Hi Jassi,
On Tue, 18 Apr 2023 at 20:58, Jassi Brar jaswinder.singh@linaro.org wrote:
On Tue, 18 Apr 2023 at 20:46, Simon Glass sjg@chromium.org wrote:
Hi,
On Fri, 14 Apr 2023 at 07:53, Michal Simek michal.simek@amd.com wrote:
On 4/10/23 06:25, Jassi Brar wrote:
On Wed, 29 Mar 2023 at 15:02, Simon Glass sjg@chromium.org wrote:
Hi,
On Tue, 28 Mar 2023 at 10:16, jassisinghbrar@gmail.com wrote:
From: Masami Hiramatsu masami.hiramatsu@linaro.org
Add 'mkfwumdata' tool to generate FWU metadata image for the meta-data partition to be used in A/B Update imeplementation.
Signed-off-by: Masami Hiramatsu masami.hiramatsu@linaro.org Signed-off-by: Sughosh Ganu sughosh.ganu@linaro.org Signed-off-by: Jassi Brar jaswinder.singh@linaro.org
tools/Kconfig | 9 ++ tools/Makefile | 4 + tools/mkfwumdata.c | 334 +++++++++++++++++++++++++++++++++++++++++++++ 3 files changed, 347 insertions(+) create mode 100644 tools/mkfwumdata.c
Can you please look at putting this in binman instead, since we would rather not have another tool with no tests.

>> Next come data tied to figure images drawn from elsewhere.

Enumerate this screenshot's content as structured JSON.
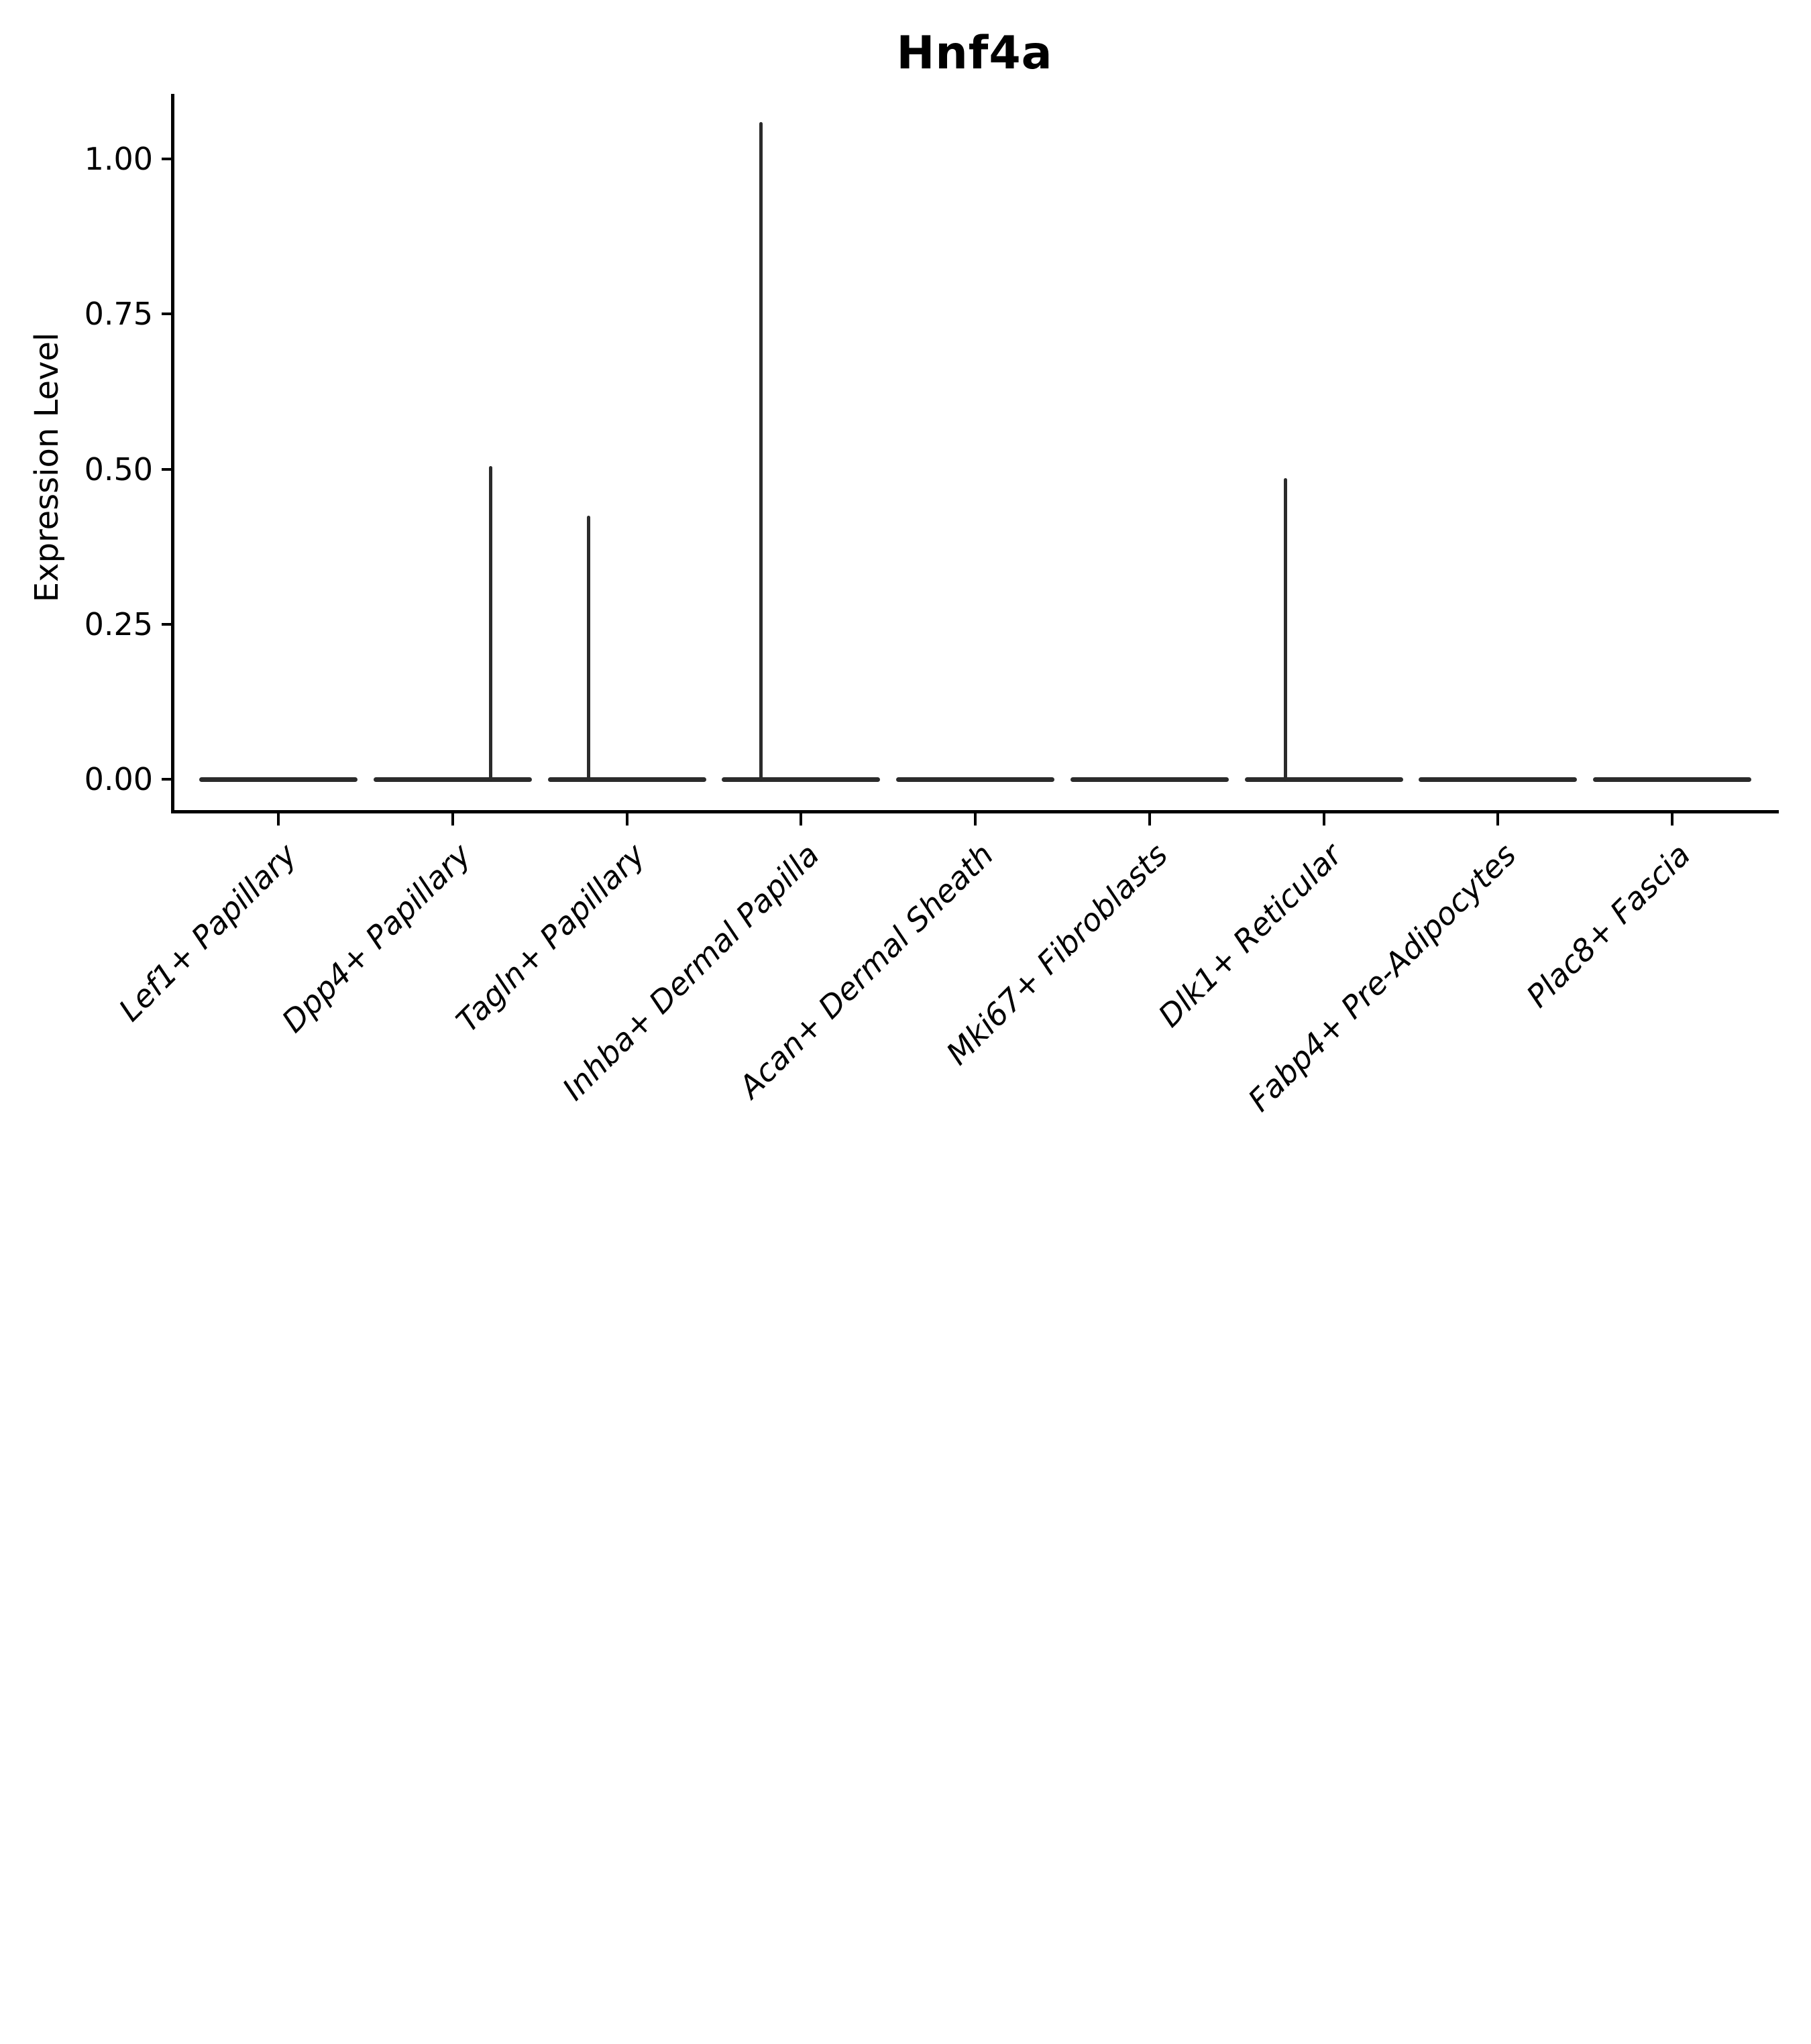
{
  "figure": {
    "background_color": "#ffffff",
    "axis_color": "#000000",
    "text_color": "#000000",
    "violin_color": "#2b2b2b"
  },
  "chart_data": {
    "type": "violin",
    "title": "Hnf4a",
    "xlabel": "",
    "ylabel": "Expression Level",
    "grid": false,
    "legend": false,
    "ylim": [
      -0.05,
      1.11
    ],
    "y_axis": {
      "ticks": [
        {
          "value": 0.0,
          "label": "0.00"
        },
        {
          "value": 0.25,
          "label": "0.25"
        },
        {
          "value": 0.5,
          "label": "0.50"
        },
        {
          "value": 0.75,
          "label": "0.75"
        },
        {
          "value": 1.0,
          "label": "1.00"
        }
      ]
    },
    "categories": [
      "Lef1+ Papillary",
      "Dpp4+ Papillary",
      "Tagln+ Papillary",
      "Inhba+ Dermal Papilla",
      "Acan+ Dermal Sheath",
      "Mki67+ Fibroblasts",
      "Dlk1+ Reticular",
      "Fabp4+ Pre-Adipocytes",
      "Plac8+ Fascia"
    ],
    "violins": [
      {
        "category": "Lef1+ Papillary",
        "max_expression": 0,
        "bulk_at_zero": true,
        "spike_offset": 0
      },
      {
        "category": "Dpp4+ Papillary",
        "max_expression": 0.505,
        "bulk_at_zero": true,
        "spike_offset": 0.22
      },
      {
        "category": "Tagln+ Papillary",
        "max_expression": 0.425,
        "bulk_at_zero": true,
        "spike_offset": -0.22
      },
      {
        "category": "Inhba+ Dermal Papilla",
        "max_expression": 1.06,
        "bulk_at_zero": true,
        "spike_offset": -0.23
      },
      {
        "category": "Acan+ Dermal Sheath",
        "max_expression": 0,
        "bulk_at_zero": true,
        "spike_offset": 0
      },
      {
        "category": "Mki67+ Fibroblasts",
        "max_expression": 0,
        "bulk_at_zero": true,
        "spike_offset": 0
      },
      {
        "category": "Dlk1+ Reticular",
        "max_expression": 0.485,
        "bulk_at_zero": true,
        "spike_offset": -0.22
      },
      {
        "category": "Fabp4+ Pre-Adipocytes",
        "max_expression": 0,
        "bulk_at_zero": true,
        "spike_offset": 0
      },
      {
        "category": "Plac8+ Fascia",
        "max_expression": 0,
        "bulk_at_zero": true,
        "spike_offset": 0
      }
    ]
  }
}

Must I do that? I have no history with binman and it seems the mkfwumdata.c would need to be rewritten in python?
I think it is about calling this utility from python not about rewriting it to python.
Yes that's the question. If this tool is for creating firmware updates, then how are they created? I would expect binman to handle this when U-Boot is built. Then you can build in some tests in binman perhaps?
The FWU meta-data format is specified in a standards document created by ARM and not tied to u-boot. U-Boot may not necessarily be the bootloader using the output of mkfwumdata. The u-boot/tools/ is more like a welcoming host.
Ideally mkfwumdata should be a reference implementation, also created by ARM. But it is trivial enough that nobody thought there could be any confusion about the format, I guess.
OK
How does one know what parameters to pass? Is the documentation for this tool elsewhere?
In the latest submission I also created a man-page for it.
Good
Where are the tests?
I am open to learning what could be tested and how.
Well normally we would have a binman test which uses the tool to create an image, then checks that it works. See ftest.py for some examples.
It is also unfortunate that this seems to be inventing yet another format (I recall that FIP was invented at one point also), when it could use FIT.
Hopefully it won't be that bad of a predicament after my explanation above.